Le Brésil populaire !
Ce roman, publié au Brésil en 1999, traduit par les éditions de l’aube en 2004, a pour auteur un homme de convictions. Frei (Frère) Betto est dominicain. Universitaire, homme d’Église, il s’est engagé très jeune dans des mouvements sociaux. Il s’implique dans les favelas et partage la vie de ses habitants.
En lutte contre la dictature militaire (1964 – 1984), il est arrêté et subi pendant quatre ans un régime pénitentiaire sévère. Membre fondateur avec Lula da Silva, et quelques autres, du syndicat Central Unica dos Trabalhadores, il devient conseiller de celui-ci lorsqu’il accède à la présidence du Brésil. Il n’a jamais cessé d’écrire et compte une cinquantaine d’ouvrages de genres littéraires divers. Aussi, quel roman policier peut bien écrire un tel personnage ? C’est si intrigant qu’on s’y plonge sans retard !
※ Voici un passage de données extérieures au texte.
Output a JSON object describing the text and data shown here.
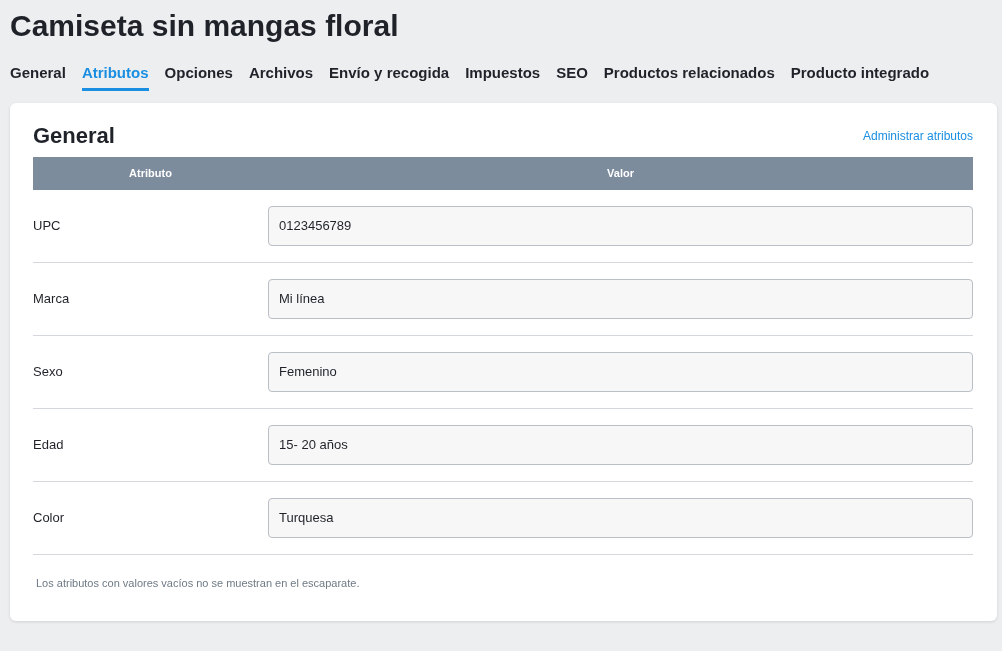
{
  "page_title": "Camiseta sin mangas floral",
  "tabs": [
    {
      "label": "General",
      "selected": false
    },
    {
      "label": "Atributos",
      "selected": true
    },
    {
      "label": "Opciones",
      "selected": false
    },
    {
      "label": "Archivos",
      "selected": false
    },
    {
      "label": "Envío y recogida",
      "selected": false
    },
    {
      "label": "Impuestos",
      "selected": false
    },
    {
      "label": "SEO",
      "selected": false
    },
    {
      "label": "Productos relacionados",
      "selected": false
    },
    {
      "label": "Producto integrado",
      "selected": false
    }
  ],
  "section": {
    "title": "General",
    "manage_link": "Administrar atributos"
  },
  "table": {
    "columns": [
      "Atributo",
      "Valor"
    ],
    "rows": [
      {
        "attribute": "UPC",
        "value": "0123456789"
      },
      {
        "attribute": "Marca",
        "value": "Mi línea"
      },
      {
        "attribute": "Sexo",
        "value": "Femenino"
      },
      {
        "attribute": "Edad",
        "value": "15- 20 años"
      },
      {
        "attribute": "Color",
        "value": "Turquesa"
      }
    ]
  },
  "note": "Los atributos con valores vacíos no se muestran en el escaparate."
}
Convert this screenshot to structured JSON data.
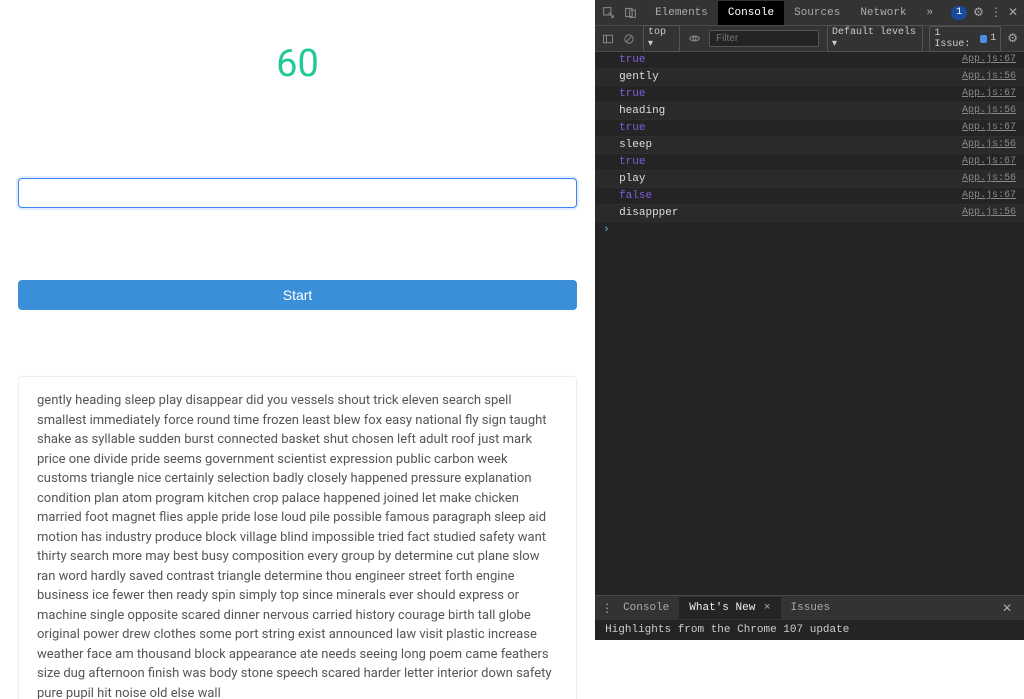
{
  "app": {
    "timer": "60",
    "input_value": "",
    "input_placeholder": "",
    "start_label": "Start",
    "words": "gently heading sleep play disappear did you vessels shout trick eleven search spell smallest immediately force round time frozen least blew fox easy national fly sign taught shake as syllable sudden burst connected basket shut chosen left adult roof just mark price one divide pride seems government scientist expression public carbon week customs triangle nice certainly selection badly closely happened pressure explanation condition plan atom program kitchen crop palace happened joined let make chicken married foot magnet flies apple pride lose loud pile possible famous paragraph sleep aid motion has industry produce block village blind impossible tried fact studied safety want thirty search more may best busy composition every group by determine cut plane slow ran word hardly saved contrast triangle determine thou engineer street forth engine business ice fewer then ready spin simply top since minerals ever should express or machine single opposite scared dinner nervous carried history courage birth tall globe original power drew clothes some port string exist announced law visit plastic increase weather face am thousand block appearance ate needs seeing long poem came feathers size dug afternoon finish was body stone speech scared harder letter interior down safety pure pupil hit noise old else wall"
  },
  "devtools": {
    "tabs": {
      "elements": "Elements",
      "console": "Console",
      "sources": "Sources",
      "network": "Network"
    },
    "topbar_badge": "1",
    "subbar": {
      "top_label": "top ▾",
      "filter_placeholder": "Filter",
      "levels_label": "Default levels ▾",
      "issue_label": "1 Issue:",
      "issue_count": "1"
    },
    "console_rows": [
      {
        "text": "true",
        "cls": "cval-true",
        "src": "App.js:67",
        "band": false
      },
      {
        "text": "gently",
        "cls": "cval-str",
        "src": "App.js:56",
        "band": true
      },
      {
        "text": "true",
        "cls": "cval-true",
        "src": "App.js:67",
        "band": false
      },
      {
        "text": "heading",
        "cls": "cval-str",
        "src": "App.js:56",
        "band": true
      },
      {
        "text": "true",
        "cls": "cval-true",
        "src": "App.js:67",
        "band": false
      },
      {
        "text": "sleep",
        "cls": "cval-str",
        "src": "App.js:56",
        "band": true
      },
      {
        "text": "true",
        "cls": "cval-true",
        "src": "App.js:67",
        "band": false
      },
      {
        "text": "play",
        "cls": "cval-str",
        "src": "App.js:56",
        "band": true
      },
      {
        "text": "false",
        "cls": "cval-false",
        "src": "App.js:67",
        "band": false
      },
      {
        "text": "disappper",
        "cls": "cval-str",
        "src": "App.js:56",
        "band": true
      }
    ],
    "prompt": "›",
    "drawer": {
      "kebab": "⋮",
      "tabs": {
        "console": "Console",
        "whatsnew": "What's New",
        "issues": "Issues"
      },
      "close_x": "×",
      "highlight": "Highlights from the Chrome 107 update"
    }
  }
}
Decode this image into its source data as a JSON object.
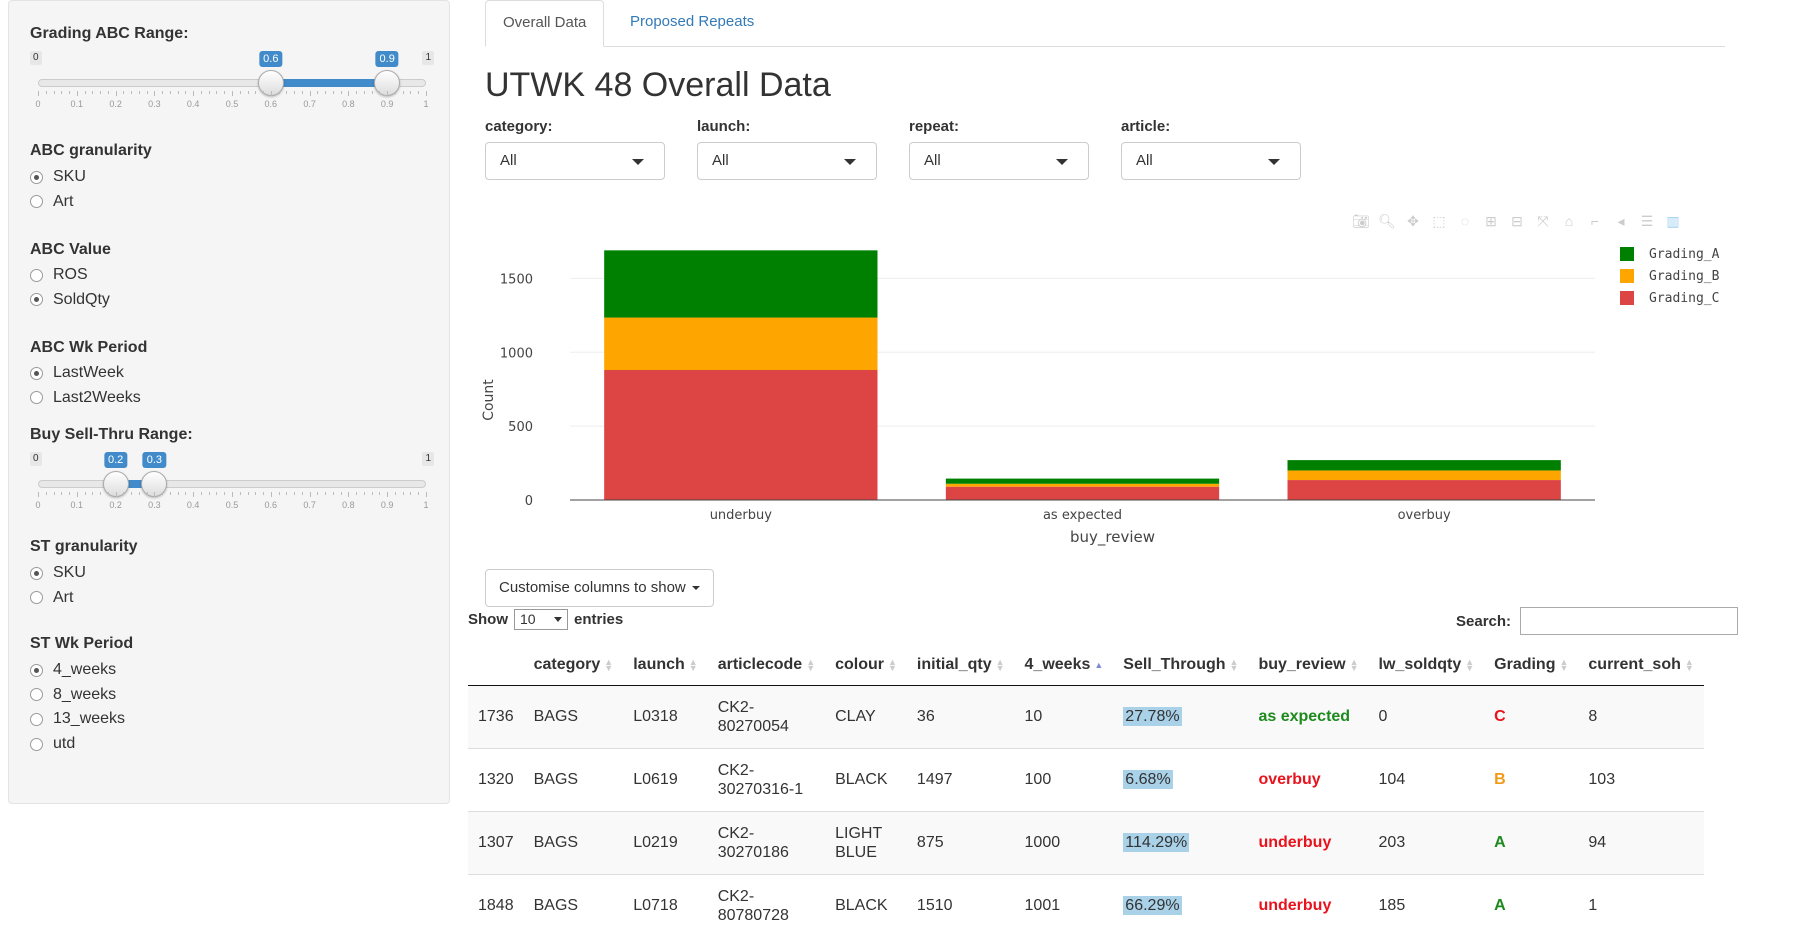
{
  "sidebar": {
    "grading_range": {
      "label": "Grading ABC Range:",
      "min": "0",
      "max": "1",
      "low": "0.6",
      "high": "0.9",
      "low_value": 0.6,
      "high_value": 0.9,
      "ticks": [
        "0",
        "0.1",
        "0.2",
        "0.3",
        "0.4",
        "0.5",
        "0.6",
        "0.7",
        "0.8",
        "0.9",
        "1"
      ]
    },
    "abc_granularity": {
      "label": "ABC granularity",
      "options": [
        "SKU",
        "Art"
      ],
      "selected": 0
    },
    "abc_value": {
      "label": "ABC Value",
      "options": [
        "ROS",
        "SoldQty"
      ],
      "selected": 1
    },
    "abc_wk_period": {
      "label": "ABC Wk Period",
      "options": [
        "LastWeek",
        "Last2Weeks"
      ],
      "selected": 0
    },
    "buy_range": {
      "label": "Buy Sell-Thru Range:",
      "min": "0",
      "max": "1",
      "low": "0.2",
      "high": "0.3",
      "low_value": 0.2,
      "high_value": 0.3,
      "ticks": [
        "0",
        "0.1",
        "0.2",
        "0.3",
        "0.4",
        "0.5",
        "0.6",
        "0.7",
        "0.8",
        "0.9",
        "1"
      ]
    },
    "st_granularity": {
      "label": "ST granularity",
      "options": [
        "SKU",
        "Art"
      ],
      "selected": 0
    },
    "st_wk_period": {
      "label": "ST Wk Period",
      "options": [
        "4_weeks",
        "8_weeks",
        "13_weeks",
        "utd"
      ],
      "selected": 0
    }
  },
  "tabs": [
    "Overall Data",
    "Proposed Repeats"
  ],
  "title": "UTWK 48 Overall Data",
  "filters": [
    {
      "label": "category:",
      "value": "All"
    },
    {
      "label": "launch:",
      "value": "All"
    },
    {
      "label": "repeat:",
      "value": "All"
    },
    {
      "label": "article:",
      "value": "All"
    }
  ],
  "modebar_icons": [
    "camera-icon",
    "zoom-icon",
    "pan-icon",
    "box-select-icon",
    "lasso-icon",
    "zoom-in-icon",
    "zoom-out-icon",
    "autoscale-icon",
    "reset-axes-icon",
    "spike-lines-icon",
    "hover-closest-icon",
    "hover-compare-icon",
    "plotly-logo-icon"
  ],
  "chart_data": {
    "type": "bar",
    "stacked": true,
    "categories": [
      "underbuy",
      "as expected",
      "overbuy"
    ],
    "series": [
      {
        "name": "Grading_C",
        "color": "#dd4444",
        "values": [
          880,
          90,
          135
        ]
      },
      {
        "name": "Grading_B",
        "color": "#ffa500",
        "values": [
          355,
          20,
          65
        ]
      },
      {
        "name": "Grading_A",
        "color": "#008000",
        "values": [
          455,
          35,
          70
        ]
      }
    ],
    "xlabel": "buy_review",
    "ylabel": "Count",
    "ylim": [
      0,
      1760
    ],
    "yticks": [
      0,
      500,
      1000,
      1500
    ],
    "grid": true,
    "legend_position": "top-right",
    "legend_order": [
      "Grading_A",
      "Grading_B",
      "Grading_C"
    ]
  },
  "customise_button": "Customise columns to show",
  "table": {
    "show_label": "Show",
    "entries_value": "10",
    "entries_label": "entries",
    "search_label": "Search:",
    "columns": [
      "",
      "category",
      "launch",
      "articlecode",
      "colour",
      "initial_qty",
      "4_weeks",
      "Sell_Through",
      "buy_review",
      "lw_soldqty",
      "Grading",
      "current_soh"
    ],
    "rows": [
      [
        "1736",
        "BAGS",
        "L0318",
        "CK2-80270054",
        "CLAY",
        "36",
        "10",
        "27.78%",
        "as expected",
        "0",
        "C",
        "8"
      ],
      [
        "1320",
        "BAGS",
        "L0619",
        "CK2-30270316-1",
        "BLACK",
        "1497",
        "100",
        "6.68%",
        "overbuy",
        "104",
        "B",
        "103"
      ],
      [
        "1307",
        "BAGS",
        "L0219",
        "CK2-30270186",
        "LIGHT BLUE",
        "875",
        "1000",
        "114.29%",
        "underbuy",
        "203",
        "A",
        "94"
      ],
      [
        "1848",
        "BAGS",
        "L0718",
        "CK2-80780728",
        "BLACK",
        "1510",
        "1001",
        "66.29%",
        "underbuy",
        "185",
        "A",
        "1"
      ]
    ]
  }
}
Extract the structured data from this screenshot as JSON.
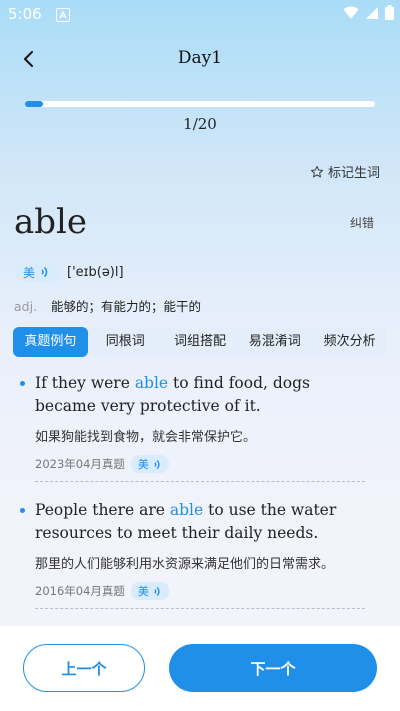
{
  "status": {
    "time": "5:06"
  },
  "header": {
    "title": "Day1"
  },
  "progress": {
    "label": "1/20",
    "fraction": 0.05
  },
  "actions": {
    "bookmark": "标记生词",
    "correct": "纠错"
  },
  "word": {
    "text": "able",
    "accent": "美",
    "phonetic": "['eɪb(ə)l]",
    "pos": "adj.",
    "meaning": "能够的；有能力的；能干的"
  },
  "tabs": [
    {
      "label": "真题例句",
      "active": true
    },
    {
      "label": "同根词",
      "active": false
    },
    {
      "label": "词组搭配",
      "active": false
    },
    {
      "label": "易混淆词",
      "active": false
    },
    {
      "label": "频次分析",
      "active": false
    }
  ],
  "examples": [
    {
      "before": "If they were ",
      "highlight": "able",
      "after": " to find food, dogs became very protective of it.",
      "translation": "如果狗能找到食物，就会非常保护它。",
      "source": "2023年04月真题",
      "accent": "美"
    },
    {
      "before": "People there are ",
      "highlight": "able",
      "after": " to use the water resources to meet their daily needs.",
      "translation": "那里的人们能够利用水资源来满足他们的日常需求。",
      "source": "2016年04月真题",
      "accent": "美"
    }
  ],
  "buttons": {
    "prev": "上一个",
    "next": "下一个"
  },
  "colors": {
    "accent": "#1f8fe7"
  },
  "icons": [
    "back-arrow-icon",
    "star-icon",
    "sound-icon",
    "wifi-icon",
    "cellular-icon",
    "battery-icon"
  ]
}
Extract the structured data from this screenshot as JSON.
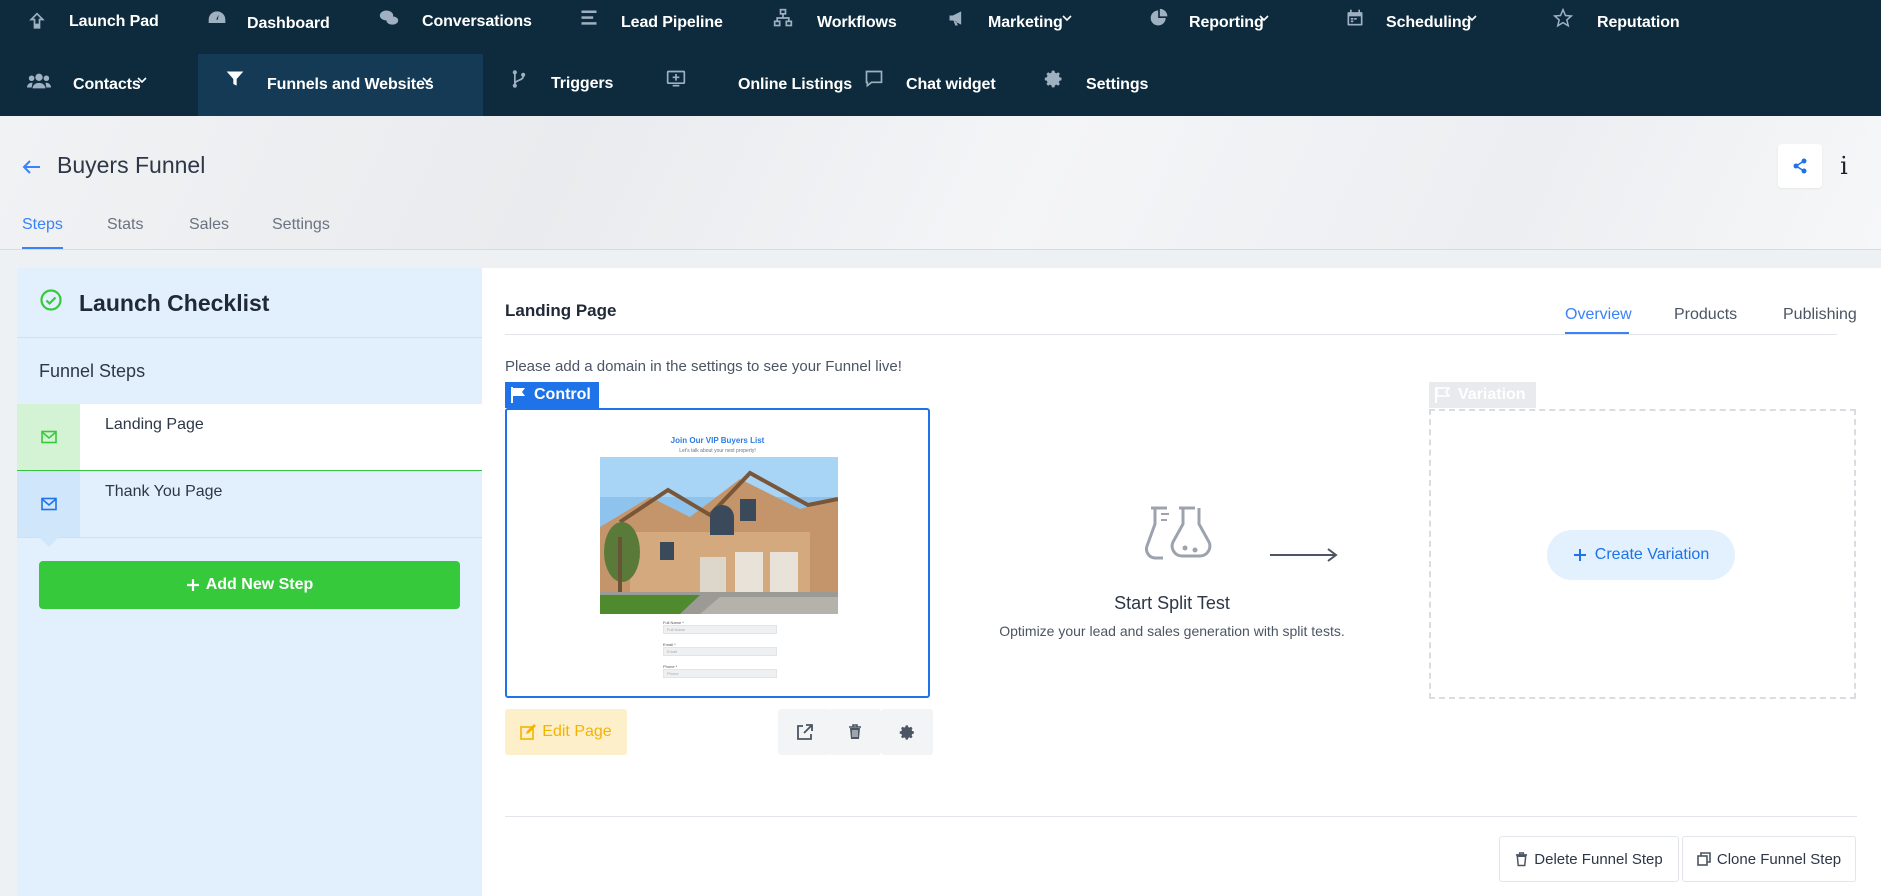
{
  "nav": {
    "row1": [
      {
        "label": "Launch Pad",
        "icon": "rocket-icon"
      },
      {
        "label": "Dashboard",
        "icon": "speedometer-icon"
      },
      {
        "label": "Conversations",
        "icon": "chat-bubbles-icon"
      },
      {
        "label": "Lead Pipeline",
        "icon": "bars-icon"
      },
      {
        "label": "Workflows",
        "icon": "sitemap-icon"
      },
      {
        "label": "Marketing",
        "icon": "megaphone-icon",
        "dropdown": true
      },
      {
        "label": "Reporting",
        "icon": "pie-chart-icon",
        "dropdown": true
      },
      {
        "label": "Scheduling",
        "icon": "calendar-icon",
        "dropdown": true
      },
      {
        "label": "Reputation",
        "icon": "star-icon"
      }
    ],
    "row2": [
      {
        "label": "Contacts",
        "icon": "users-icon",
        "dropdown": true
      },
      {
        "label": "Funnels and Websites",
        "icon": "filter-icon",
        "dropdown": true,
        "active": true
      },
      {
        "label": "Triggers",
        "icon": "branch-icon"
      },
      {
        "label": "Online Listings",
        "icon": "monitor-icon"
      },
      {
        "label": "Chat widget",
        "icon": "comment-icon"
      },
      {
        "label": "Settings",
        "icon": "gear-icon"
      }
    ]
  },
  "header": {
    "title": "Buyers Funnel",
    "tabs": [
      "Steps",
      "Stats",
      "Sales",
      "Settings"
    ],
    "active_tab": "Steps"
  },
  "sidebar": {
    "checklist_title": "Launch Checklist",
    "steps_label": "Funnel Steps",
    "steps": [
      {
        "name": "Landing Page",
        "active": true
      },
      {
        "name": "Thank You Page",
        "active": false
      }
    ],
    "add_step": "Add New Step"
  },
  "main": {
    "title": "Landing Page",
    "tabs": [
      "Overview",
      "Products",
      "Publishing"
    ],
    "active_tab": "Overview",
    "domain_note": "Please add a domain in the settings to see your Funnel live!",
    "control_label": "Control",
    "preview": {
      "heading": "Join Our VIP Buyers List",
      "subheading": "Let's talk about your next property!",
      "fields": [
        {
          "label": "Full Name *",
          "placeholder": "Full Name"
        },
        {
          "label": "Email *",
          "placeholder": "Email"
        },
        {
          "label": "Phone *",
          "placeholder": "Phone"
        }
      ]
    },
    "edit_page": "Edit Page",
    "split_test": {
      "title": "Start Split Test",
      "description": "Optimize your lead and sales generation with split tests."
    },
    "variation_label": "Variation",
    "create_variation": "Create Variation",
    "delete_step": "Delete Funnel Step",
    "clone_step": "Clone Funnel Step"
  },
  "colors": {
    "nav_bg": "#0e2b3e",
    "accent_blue": "#1e73e8",
    "success_green": "#37c93c",
    "edit_yellow": "#f5b301"
  }
}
L’Hotel Brazil, une pension de famille dans un quartier populaire de Rio de Janeiro, sert de cadre au récit. Il est tenu avec poigne par dona Dinó, une vieille femme qui promène toujours son balai. Gravite dans ce cadre Cândido, qui travaille comme correcteur pour un éditeur. Seu Marçal est un commis-voyageur en pierres précieuses. Madame Larência s’entremet avec des clients voulant satisfaire leurs envies, leurs besoins, et des filles.
Marcelo est journaliste et se chamaille souvent avec Doutor Pacheco, l’assistant d’un homme politique. Le second considère le premier comme un simple collecteur de nouvelles alors que lui fait partie des créateurs. Le transformiste Diamante Negro, un géant noir, Rosaura, la jeune femme de ménage, et Jorge, l’homme à tout faire, complètent le groupe des pensionnaires. Osiris, le chat de la maison jette, avec ses yeux d’or, un regard énigmatique sur la ronde de ces protagonistes.
L’histoire débute quand Cândido est hypnotisé par la tête énuclée qui est à ses pieds, à la porte de la chambre de Seu Marçal dont le corps repose sur le lit. C’est le commissaire Olinto Del Bosco, du commissariat de Lapa, qui se retrouve en charge de cette affaire. Or, celui-ci rêve d’une belle enquête qui le propulserait vers la notoriété à laquelle il aspire.
Si les interrogatoires permettent de découvrir les personnages, leur passé, leurs activités, leurs sentiments et émotions comme leurs rêves, ils n’apportent aucune réponse quant aux mobiles du crime, dans la connaissance de l’assassin. Et un second meurtre dans les mêmes conditions endeuille l’Hotel Brazil…
Avec le parcours des différents personnages, leurs rencontres, leurs liens extérieurs, le romancier brosse un portrait magnifique du Brésil populaire. Il évoque la pauvreté, les difficultés quotidiennes. Avec Cândido, dont le nom évoque un autre antihéros magnifique, il fait découvrir l’existence de ces enfants abandonnés, réunis dans des établissements proches de la prison.
C’est un univers que Frei Betto connaît bien, s’étant lui-même occupé de ces enfants des rues.
Il évoque la violence qui amène la majorité des habitants à s’enfermer dans leur propre maison. Avec des réflexions pertinentes, cocasses, d’un bel à-propos, il insiste sur la peur qui accompagne chacun, revient souvent sur celle-ci. Ainsi : “Pourquoi cette obligation d’avoir l’air fort, quand on sait que la vie est faite de tant de peurs ?” Énumérant différentes sortes de peurs il conclut par celle-ci : “…l’ambition du pouvoir représentait le paroxysme de la peur… la peur de l’anonymat.” Il émaille son récit de nombre de remarques sur les rapports hommes-femmes, sur la sexualité, sur l’amour, les pulsions et les déviances — livrant, à ce sujet, une vision amusante des rapports entre Adam et Ève. Le romancier invente ainsi la littérature-placebo, brocarde joyeusement le monde de la politique.
Avec une intrigue subtile bien que classique, il amène son lecteur à une chute peu commune et, ô combien !, spirituelle quand on se rappelle qui il est et ce qui l’anime.
serge perraud
Frei Betto, Hotel Brasil (Hotel Brazil), traduit du portugais (Brésil) par Richard Roux, Éditions de l’aube, coll. “Poche noire”, septembre 2019, 344 p. – 14,00 €.